The Maldives' biggest asset is also its biggest liability. The country is made up of low-lying islands with perfect coral sand beaches. But no place here is higher than seven feet ten inches above sea level. Eighty percent of the land is three feet or less above the encroaching waves.

And the waves are encroaching. They certainly did during the 2004 tsunami. The U.N.'s latest climate change study predicts that as a result of global warming sea levels may rise by two more feet this century. Other studies using newer data predict an even higher rise.

"We've had it. If the range is at the upper limits we've really had it," Nasheed said.

The only way to get around the Maldives is on a fleet of sea planes that ferry tourists to the sun and sand resorts. But the sea, which has drawn people here and has given the Maldives everything it has - tourism lately and fishing since the dawn of time - is now threatening to rise up and take it all away.

That's why Nasheed has gone to such desperate measures to dramatize the threat. In one case, he held a cabinet meeting underwater to show what his country will look like if there is no deal to reduce the greenhouse gasses that are warming the planet.

"Well that's the bottom line isn't it? Underwater. That's where we will end up," Nasheed said.

The waters don't have to rise to cause damage. They just have to continue to get warmer.

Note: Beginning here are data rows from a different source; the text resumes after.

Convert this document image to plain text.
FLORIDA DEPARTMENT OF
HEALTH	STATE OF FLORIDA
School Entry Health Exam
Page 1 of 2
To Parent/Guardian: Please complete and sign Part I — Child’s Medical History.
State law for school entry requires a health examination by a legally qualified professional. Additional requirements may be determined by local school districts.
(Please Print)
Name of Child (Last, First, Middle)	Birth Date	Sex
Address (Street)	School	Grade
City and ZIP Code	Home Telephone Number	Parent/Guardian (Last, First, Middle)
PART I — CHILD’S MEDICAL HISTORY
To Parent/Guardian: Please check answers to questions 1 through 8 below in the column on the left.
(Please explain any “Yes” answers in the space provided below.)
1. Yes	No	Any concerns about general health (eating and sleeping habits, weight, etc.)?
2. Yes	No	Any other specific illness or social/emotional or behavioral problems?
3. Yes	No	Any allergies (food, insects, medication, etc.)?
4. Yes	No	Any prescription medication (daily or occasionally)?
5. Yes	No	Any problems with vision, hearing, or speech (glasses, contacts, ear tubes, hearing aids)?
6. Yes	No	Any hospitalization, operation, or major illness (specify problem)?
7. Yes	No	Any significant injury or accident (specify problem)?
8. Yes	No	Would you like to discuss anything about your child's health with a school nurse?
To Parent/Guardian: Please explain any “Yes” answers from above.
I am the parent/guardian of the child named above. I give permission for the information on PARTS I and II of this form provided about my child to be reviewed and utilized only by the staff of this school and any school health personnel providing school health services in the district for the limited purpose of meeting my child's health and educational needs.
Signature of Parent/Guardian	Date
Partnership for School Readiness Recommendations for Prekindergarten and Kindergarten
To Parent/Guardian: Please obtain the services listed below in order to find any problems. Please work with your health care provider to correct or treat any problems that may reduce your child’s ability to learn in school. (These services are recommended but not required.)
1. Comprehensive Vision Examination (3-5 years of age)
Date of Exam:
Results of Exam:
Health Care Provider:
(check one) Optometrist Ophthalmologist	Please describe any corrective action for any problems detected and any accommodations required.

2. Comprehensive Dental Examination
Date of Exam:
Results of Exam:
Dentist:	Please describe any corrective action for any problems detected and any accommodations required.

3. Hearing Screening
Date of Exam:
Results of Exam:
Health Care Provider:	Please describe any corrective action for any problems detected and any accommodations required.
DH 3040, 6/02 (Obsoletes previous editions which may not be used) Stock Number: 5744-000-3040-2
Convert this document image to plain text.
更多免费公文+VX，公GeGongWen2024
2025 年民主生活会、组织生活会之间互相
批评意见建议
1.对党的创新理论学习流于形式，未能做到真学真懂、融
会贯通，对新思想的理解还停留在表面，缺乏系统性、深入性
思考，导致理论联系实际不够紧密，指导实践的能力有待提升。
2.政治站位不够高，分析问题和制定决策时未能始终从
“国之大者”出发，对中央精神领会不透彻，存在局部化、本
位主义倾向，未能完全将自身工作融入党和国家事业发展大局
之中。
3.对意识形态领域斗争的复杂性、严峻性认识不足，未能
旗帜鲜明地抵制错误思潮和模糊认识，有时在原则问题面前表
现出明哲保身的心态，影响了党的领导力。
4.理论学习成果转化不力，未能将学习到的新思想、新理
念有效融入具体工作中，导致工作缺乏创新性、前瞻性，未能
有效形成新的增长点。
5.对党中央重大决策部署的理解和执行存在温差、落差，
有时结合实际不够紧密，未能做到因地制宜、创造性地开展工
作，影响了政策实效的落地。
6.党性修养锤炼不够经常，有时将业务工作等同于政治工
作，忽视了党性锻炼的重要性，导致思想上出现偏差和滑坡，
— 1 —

An intense warming event a decade ago killed off the coral reefs that protect the islands and the ocean currents began to wash some of them away. The reefs are still recovering, but people like marine biologists Anke Hofmeister, who's been watching the process for five years, wonder if they're living on borrowed time.

"Enjoy it while you can. Come to the Maldives. One tour operator actually mentioned that in its slogan," Hofmeister said. "Come to the Maldives while you still can, while they're still there."

The problem stems from the melting glaciers of the world's icecaps. In Greenland, the biggest glacier at Ilulissat, halfway up the country's west coast, is now calving mountain-size icebergs out to sea at twice the rate it was 10 years ago.

How quickly the icebergs are breaking off the glacier and how fast they float out to sea and melt will determine how quickly sea levels rise across the planet. This isn't theory, this is the real consequence of climate change.

The melt back is forcing Greenlanders like Jahannes Mathaussen to do what the Inuit people in their harsh environment have always had to do: adapt.

He can't hunt for seals in the winter because there's less sea ice. But he can make a living taking intrepid tourists on sled dog trips.

The 55,000 Greenlanders have a quiet little secret. While the ice cap melt-off has been speeding up, so has their economy.

Mining companies are lining up to develop newly exposed resources and there are indications of large oil reserves now accessible off shore.

There's a building boom in the capital town of Nuuk.

Mathaussen laughs at the suggestion he's about to become a sled dog millionaire, but you get the sense he's looking forward to the future. That's more than you can say about the people of the Maldives where there's a sense that time is not on their side.

"Some might become boat people. A lot of us will die. Whoever survives might be floating somewhere," Nasheed said. "We really are talking about our own grandchildren, and if you cannot provide for them, there's really very little point of having a government now."